Purpose: Diarrhea-predominant irritable bowel syndrome (D-IBS) is a frequent functional gastrointestinal disease that affects health and quality of life owing to its high incidence and recurrence rate. Tongxie-Yaofang (TXYF) is a traditional Chinese medicine prescribed for D-IBS. However, the therapeutic mechanism of TXYF has not been fully elucidated. This study aimed to investigate the effects of TXYF on visceral hypersensitivity in stress-induced D-IBS rats and the underlying mechanisms. Methods: Electromyographic (EMG) activity of the external oblique muscles and the abdominal withdrawal refl ex (AWR) score captured by Barostat were used to quantify the effect of TXYF on visceral sensitivity. Transmission electron microscopy (TEM) was used to observe the ultrastructure of the enteric nervous system (ENS). For molecular detection, the colonic expression of enteric glial cell's (EGC's) activation markers, glial fibrillary acidic protein (GFAP) and calcium-binding protein S100 beta, NGF, TrkA, synaptic plasticity-related factors, synaptophysin (SYN) and postsynaptic density-95 (PSD-95), glutamate, glutamate receptors alpha-amino-3-hydroxy-5-methyl-4-isoxazole-propionic acid receptor (AMPAR), and N-methyl-D-aspartate receptor (NMDAR) were detected by immunohistochemistry, enzyme-linked immunosorbent assay, and real-time PCR. An ex vivo experiment was conducted to measure the EGC-induced NGF release. Results: TXYF decreased the EMG activity and AWR scores in rats with D-IBS. Under TEM, TXYF improved the dense and irregular nerve arrangement, narrowed the synaptic cleft, and decreased the number of synaptic vesicles in D-IBS rats.

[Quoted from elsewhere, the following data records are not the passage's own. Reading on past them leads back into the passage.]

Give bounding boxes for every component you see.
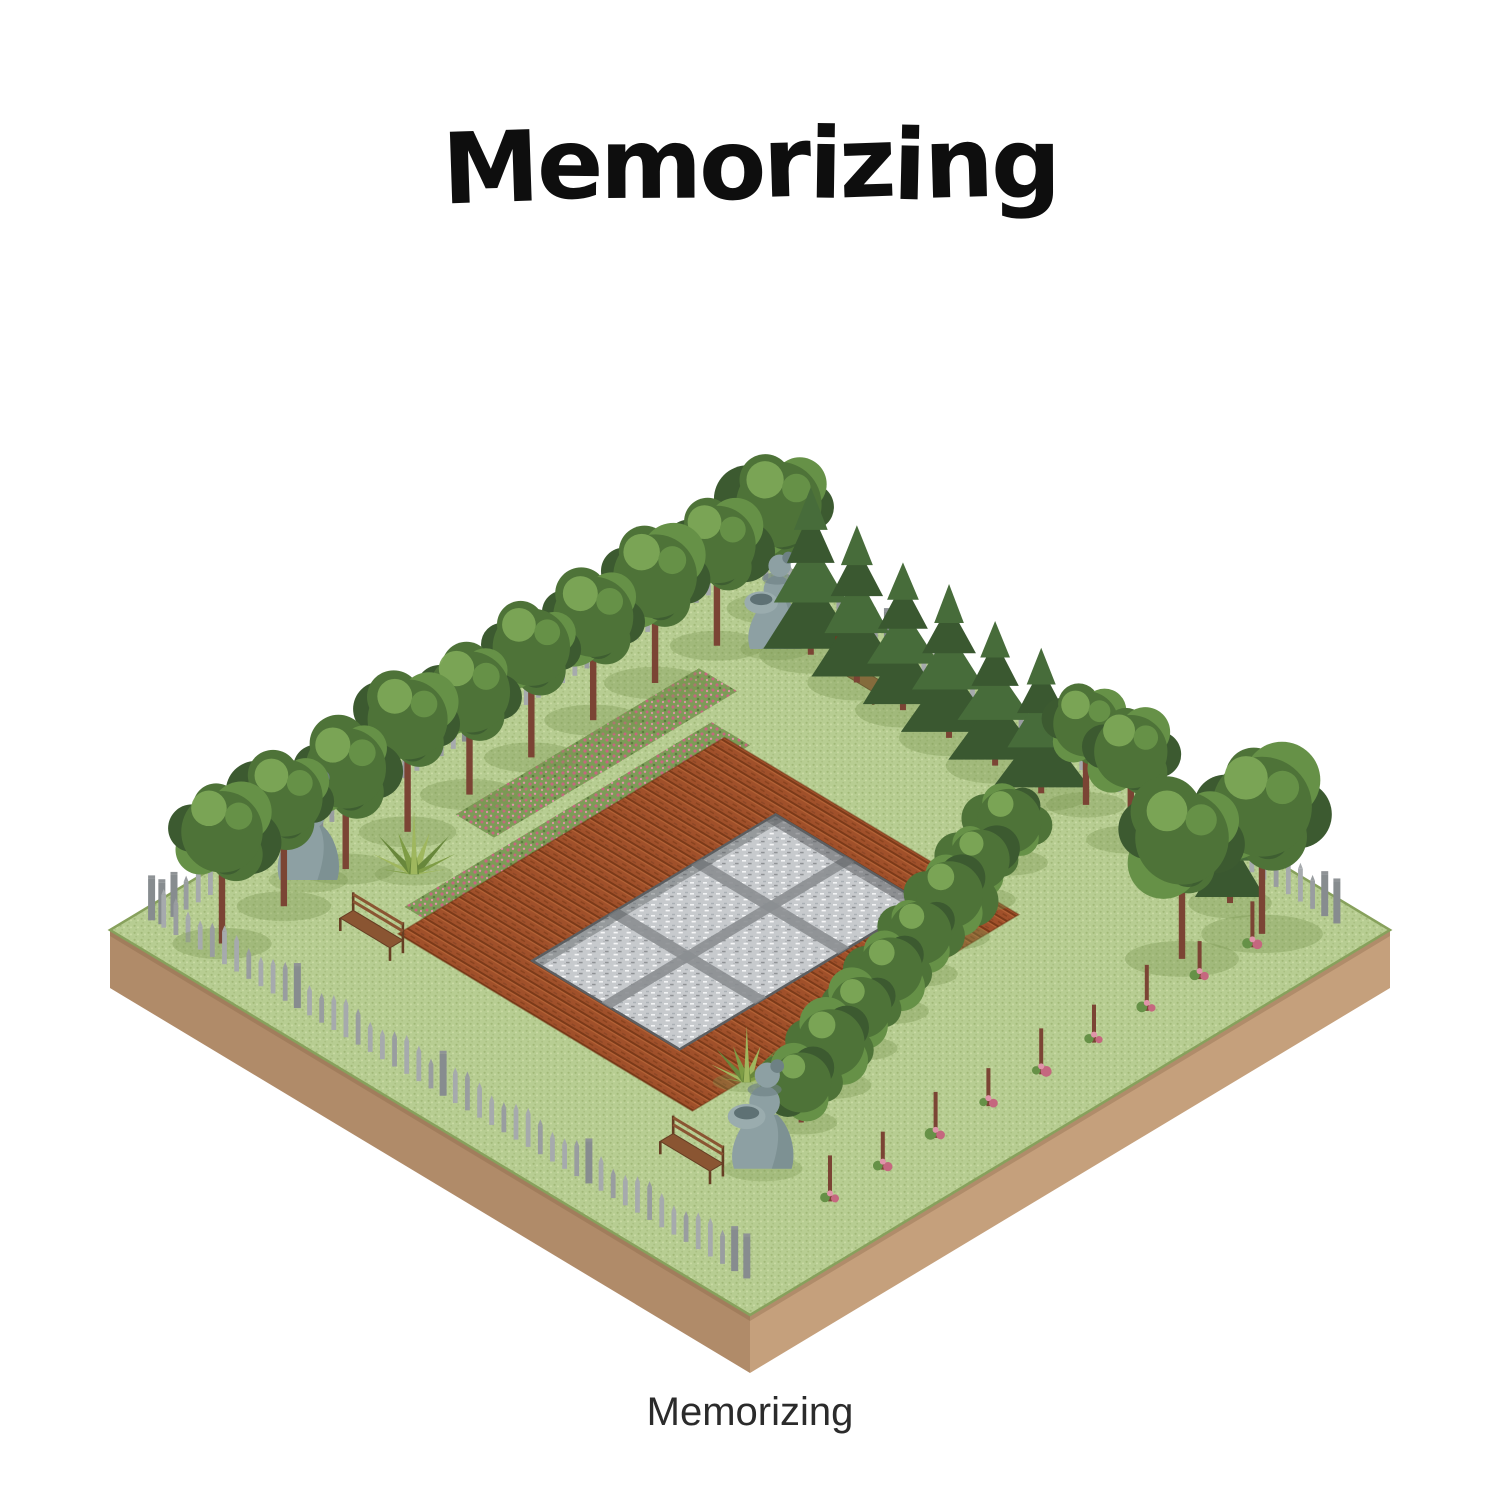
- fence-picket: [684, 1211, 689, 1242]
- fence-picket: [271, 959, 276, 994]
- fence-picket: [514, 1104, 519, 1140]
- fence-picket: [368, 1022, 373, 1052]
- fence-picket: [319, 993, 324, 1023]
- fence-picket: [331, 995, 336, 1030]
- fence-picket: [234, 935, 239, 972]
- fence-picket: [611, 1169, 616, 1198]
- fence-picket: [344, 998, 349, 1037]
- fence-picket: [696, 1212, 701, 1249]
- fence-picket: [453, 1067, 458, 1103]
- fence-picket: [198, 920, 203, 949]
- fence-picket: [184, 876, 189, 910]
- fence-picket: [392, 1031, 397, 1066]
- fence-picket: [222, 925, 227, 964]
- fence-picket: [647, 1181, 652, 1220]
- fence-picket: [1321, 871, 1328, 916]
- flashcard-page: Memorizing Memorizing: [0, 0, 1500, 1500]
- fence-picket: [246, 948, 251, 979]
- fence-picket: [294, 963, 301, 1008]
- fence-picket: [501, 1102, 506, 1132]
- fence-picket: [465, 1071, 470, 1110]
- fence-picket: [526, 1108, 531, 1147]
- fence-picket: [659, 1193, 664, 1227]
- fence-picket: [585, 1138, 592, 1183]
- fence-picket: [416, 1045, 421, 1081]
- fence-picket: [259, 957, 264, 986]
- fence-picket: [161, 889, 166, 928]
- fence-picket: [720, 1230, 725, 1264]
- fence-picket: [1298, 863, 1303, 902]
- fence-picket: [210, 923, 215, 957]
- fence-picket: [708, 1218, 713, 1257]
- fence-picket: [380, 1029, 385, 1059]
- fence-picket: [477, 1082, 482, 1117]
- fence-picket: [599, 1156, 604, 1191]
- fence-picket: [623, 1175, 628, 1206]
- fence-picket: [404, 1035, 409, 1074]
- fence-picket: [743, 1233, 750, 1278]
- fence-picket: [1333, 878, 1340, 923]
- fence-picket: [440, 1051, 447, 1096]
- fence-picket: [574, 1140, 579, 1176]
- fence-picket: [562, 1138, 567, 1168]
- fence-picket: [307, 985, 312, 1015]
- fence-picket: [429, 1058, 434, 1088]
- fence-picket: [550, 1132, 555, 1162]
- fence-picket: [538, 1119, 543, 1154]
- fence-picket: [489, 1095, 494, 1125]
- fence-picket: [731, 1226, 738, 1271]
- fence-picket: [1310, 875, 1315, 909]
- fence-picket: [173, 898, 178, 935]
- fence-picket: [635, 1176, 640, 1213]
- fence-picket: [672, 1205, 677, 1234]
- caption: Memorizing: [0, 1390, 1500, 1435]
- fence-picket: [356, 1009, 361, 1045]
- fence-picket: [148, 875, 155, 920]
- garden-illustration: [0, 0, 1500, 1500]
- fence-picket: [283, 962, 288, 1001]
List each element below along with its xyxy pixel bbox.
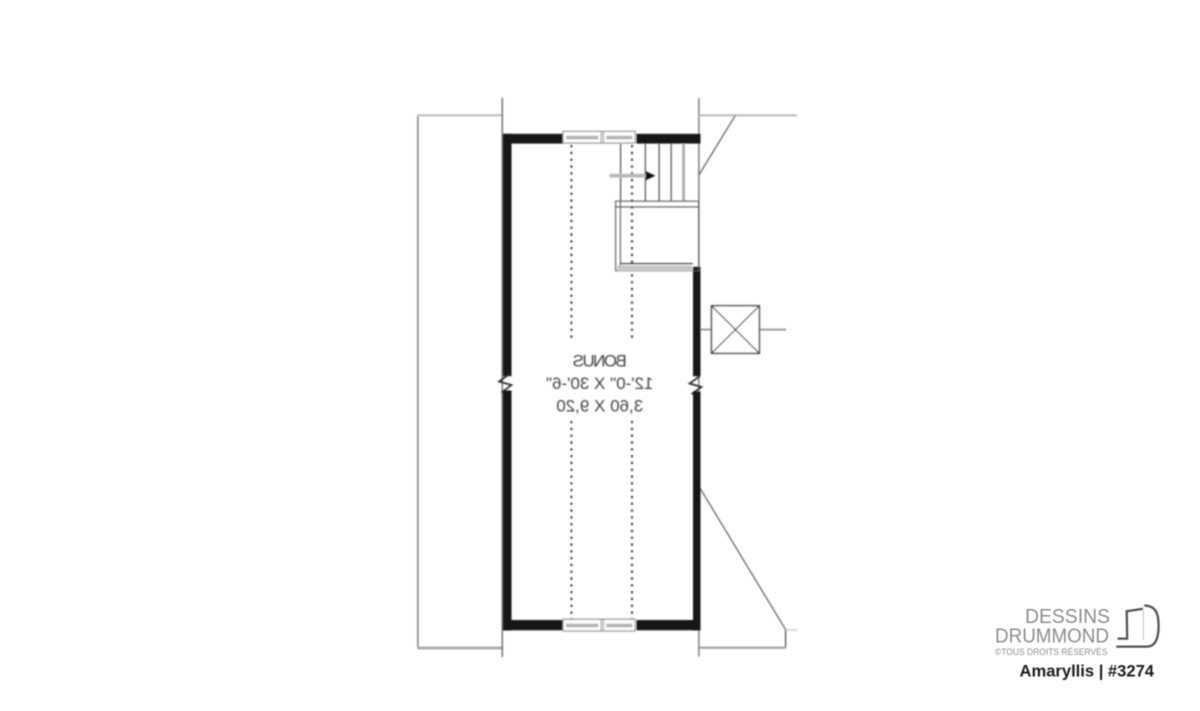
svg-text:BONUS: BONUS [573,351,627,370]
svg-text:3,60 X 9,20: 3,60 X 9,20 [556,396,643,415]
svg-text:Amaryllis | #3274: Amaryllis | #3274 [1020,662,1155,681]
svg-text:12'-0" X 30'-6": 12'-0" X 30'-6" [546,374,653,393]
svg-text:DESSINS: DESSINS [1025,605,1110,628]
svg-text:©TOUS DROITS RÉSERVÉS: ©TOUS DROITS RÉSERVÉS [995,647,1108,657]
svg-text:DRUMMOND: DRUMMOND [995,625,1109,647]
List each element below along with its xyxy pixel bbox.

In addition, TXYF decreased the expression of GFAP, S100 beta, SYN, and PSD-95; down-regulated the levels of NGF, TrkA, and glutamate; and reduced the mRNA expression of AMPAR1, NMDAR1, and NMDAR2B. In an ex vivo experiment, TXYF decreased NGF release in D-IBS rats, and this trend disappeared under EGC inhibition. Conclusion: TXYF alleviated visceral hypersensitivity in D-IBS rats possibly by improving synaptic plasticity through inhibiting the activity of EGCs and the NGF/TrkA signaling pathway in the colon.